On a dit que la raison d’État vaut ce que vaut l’État ; de même le mécénat vaut ce que vaut le mécène, et de ce point de vue tous les mécènes ne se valent pas. Ne serait-il pas judicieux de classer les Régimes politiques en fonction de la qualité des artistes à qui ils ont permis de se manifester plutôt que sur l’abstraction de quelque grand principe ?

Contrainte et créativité

Certes, le mécène assujettit l’artiste à son goût et à celui du public à qui il l’offre en spectacle. Mais paradoxalement cette commande, cette apparente contrainte bien loin de la juguler, suscite la créativité de l’artiste. Est-il plus stupéfiant chef d’œuvre que ce Couronnement de la Vierge qu’Enguerrand Quarton a peint pour la Chartreuse de Villeneuve-les-Avignon ? Ce fut pourtant une œuvre de commande, strictement encadrée par les critères d’une subtile disputation théologique sur la façon de représenter la Trinité.

D’ailleurs, les contraintes des jeux oulipiens n’ont-ils pas démontré que les règles les plus arbitraires (par exemple, écrire une nouvelle sans la lettre r) étaient plus productives qu’une liberté indéfinie et illusoire ? « Le classique qui écrit sa tragédie en observant un certain nombre de règles qu’il connaît est plus libre que le poète qui écrit ce qui lui passe par la tête et qui est l’esclave d’autres règles qu’il ignore », reconnaît Raymond Queneau (Le Voyage en Grèce).

Encore faut-il que l’artiste puisse se confronter au goût du mécène qui finira bien par s’imposer au public… Ce qui deviendra le bon goût.

Louis XIV, Napoléon et même dans une certaine mesure Malraux avaient un goût avec lequel l’artiste avait à se confronter.
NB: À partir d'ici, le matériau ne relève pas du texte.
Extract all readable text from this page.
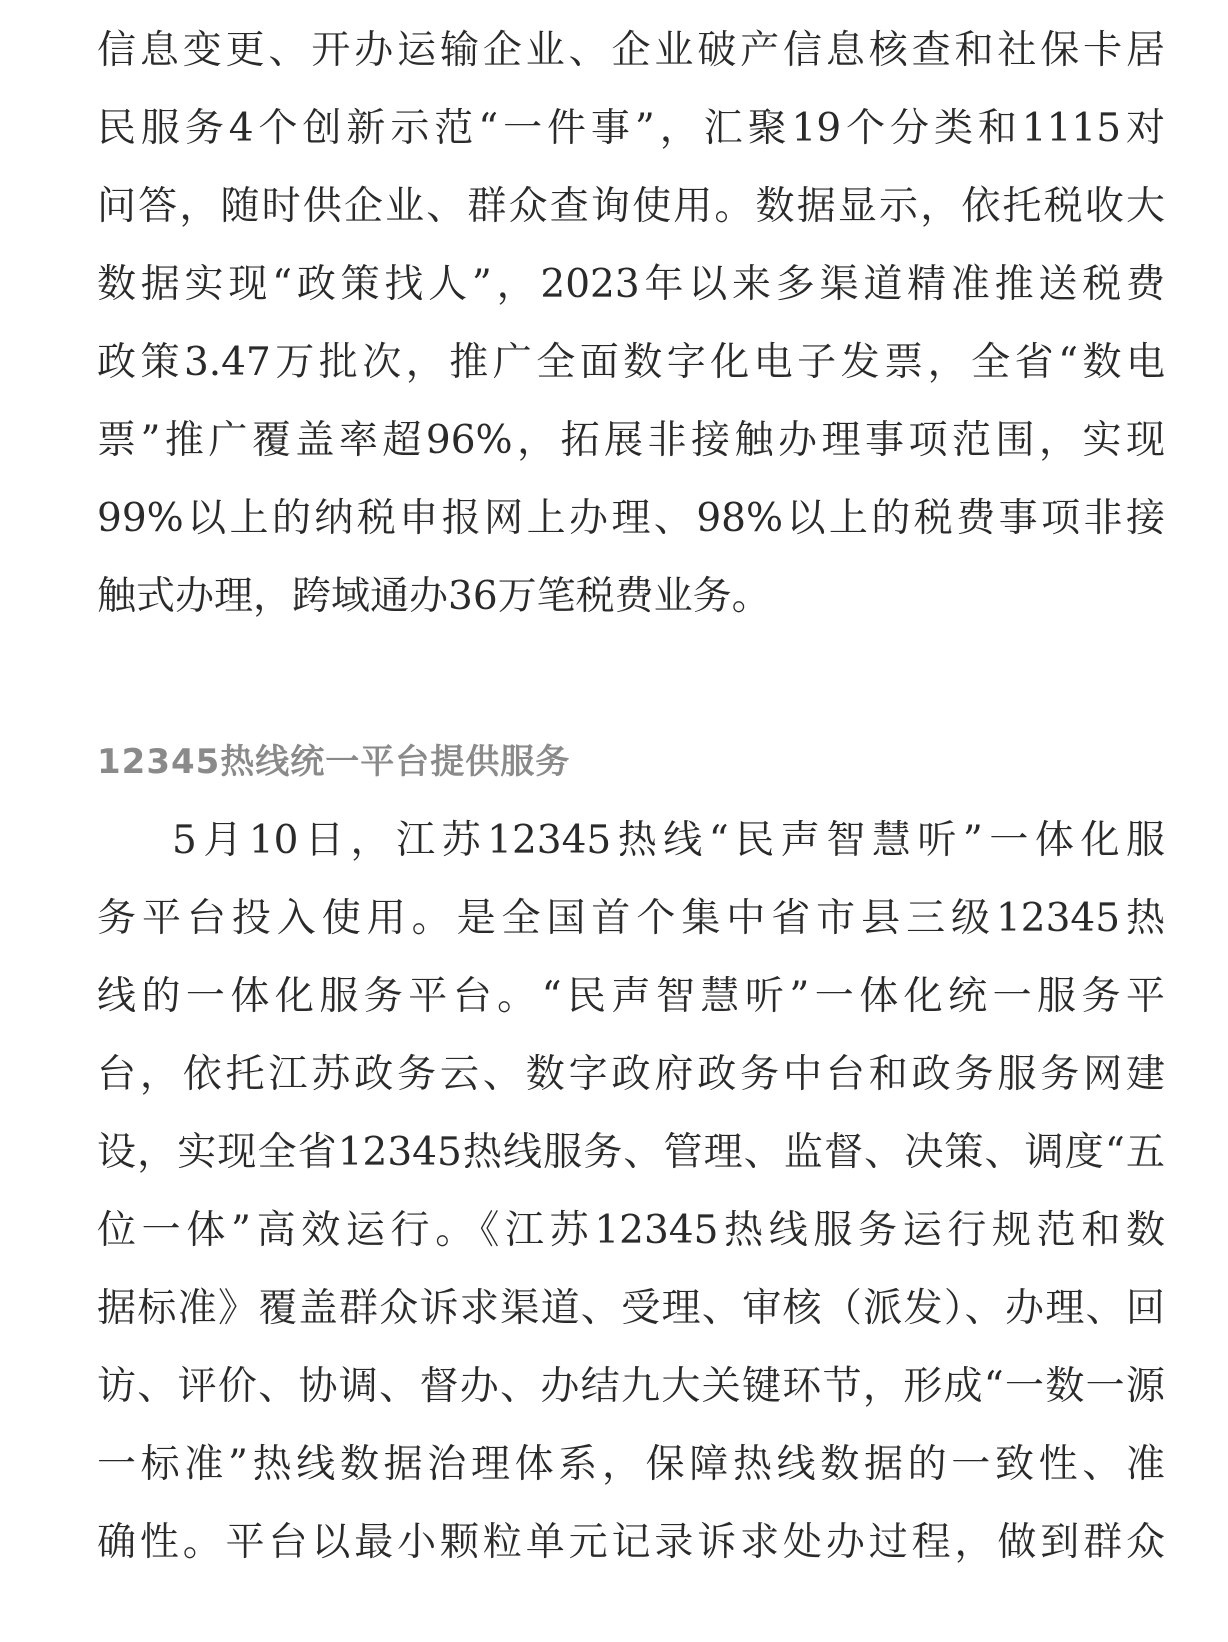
信息变更、开办运输企业、企业破产信息核查和社保卡居
民服务4个创新示范“一件事”，汇聚19个分类和1115对
问答，随时供企业、群众查询使用。数据显示，依托税收大
数据实现“政策找人”，2023年以来多渠道精准推送税费
政策3.47万批次，推广全面数字化电子发票，全省“数电
票”推广覆盖率超96%，拓展非接触办理事项范围，实现
99%以上的纳税申报网上办理、98%以上的税费事项非接
触式办理，跨域通办36万笔税费业务。
12345热线统一平台提供服务
5月10日，江苏12345热线“民声智慧听”一体化服
务平台投入使用。是全国首个集中省市县三级12345热
线的一体化服务平台。“民声智慧听”一体化统一服务平
台，依托江苏政务云、数字政府政务中台和政务服务网建
设，实现全省12345热线服务、管理、监督、决策、调度“五
位一体”高效运行。《江苏12345热线服务运行规范和数
据标准》覆盖群众诉求渠道、受理、审核（派发）、办理、回
访、评价、协调、督办、办结九大关键环节，形成“一数一源
一标准”热线数据治理体系，保障热线数据的一致性、准
确性。平台以最小颗粒单元记录诉求处办过程，做到群众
Mais cela suppose que le mécène soit un être en chair et en os ; or aujourd’hui, le mécénat tend à être celui de personnes morales : la Caisse des Dépôts et Consignations, le Crédit Agricole Indosuez, la Direction Régionale des Affaires Culturelles et autres administrations ou sociétés anonymes. Les procédures bureaucratiques ou les mécanismes du marché (le marché de l’art) et parfois le marketing se substituent au goût. Or une commission aura toujours moins de goût que chacun de ses membres.

Le monde moderne peut être analysé comme une tentative pour remplacer l’imperfection de la conscience humaine par la perfection des machineries procédurières. En art comme ailleurs, les résultats de cette tentative sont consternants.